Allegri e le voci sul suo futuro: "Felice di essere tornato al Milan. Totale sintonia con il club"

Allegri e le voci sul suo futuro: "Felice di essere tornato al Milan. Totale sintonia con il club"
Oggi alle 15:51News
di Enrico Ferrazzi

In merito alle voci circolate negli ultimi giorni sul suo futuro, Massimiliano Allegri ha spiegato oggi in conferenza stampa a Milanello

Il futuro di Allegri. Davvero può andarsene a fine stagione? Cosa dice ai tifosi? Vanno chiarite alcune dinamiche interne?

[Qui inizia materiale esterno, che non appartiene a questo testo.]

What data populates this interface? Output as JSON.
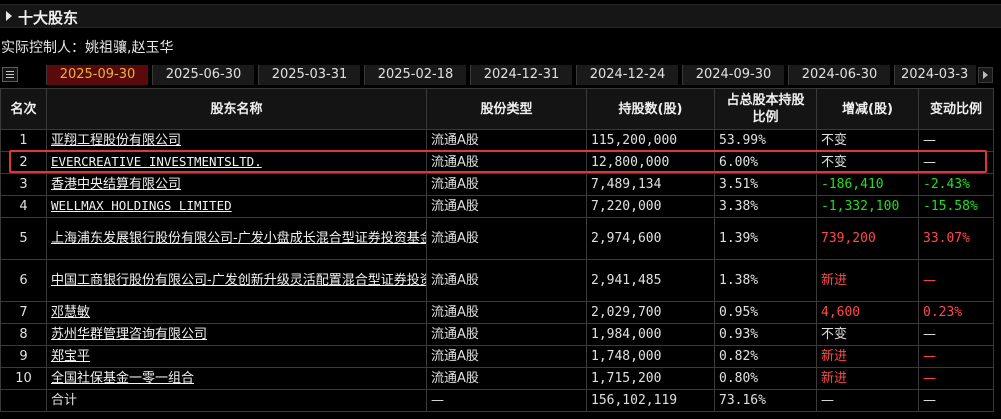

"Di queste voci che sono uscite in settimana con la società c'è totale sintonia. Poi com'è normale che sia in un confronto ci possono essere punti di vista diversi. È importante che tutti si lavori per il bene del Milan, sono molto contento di essere tornato al Milan dopo 15 anni e aver iniziato un lavoro con un gruppo di ragazzi splendidi. La società sta programmando e strutturando il futuro del Milan. Per fare questo bisogna ottenere il risultato più importante. A marzo per ora stiamo abbastanza bene. Ora dobbiamo vedere se siamo bravi a rimanere lì o a fare l'ultimo scalino. C'è sintonia tra me e la società".

"Per sempre" di Sal Da Vinci vale anche per Allegri ed il Milan? Hai la mentalità di diventare in un futuro anche il manager come un Ferguson o un Wenger?

"Mi è molto piaciuta. Comunque basta vedere che in 20 anni di Serie A ne ho fatti 8 alla Juve, questo è il quinto anno al Milan. È nel mio DNA di andare da una parte all'altra, almeno fino ad ora. La cosa di cui sono molto contento è che quelli che lavorano con me, come Paolo Bianco, mi danno tantissimo ed è uno staff meraviglioso. Quelli più giovani quando vanno fuori, iniziano a fare l'allenatore e diventano bravi è un orgoglio per me. Ci vuole gente giovane, gente fresca. Quello che finora è stato è che ho fatto tanti anni alla Juve e tanti anni al Milan. Noi siamo strettamente legati ai risultati: si può fare un percorso importante anche al Milan, la società ha un progetto importante, ovvero quello di tornare a giocare la Champions League e poi tornare a cercare di vincere".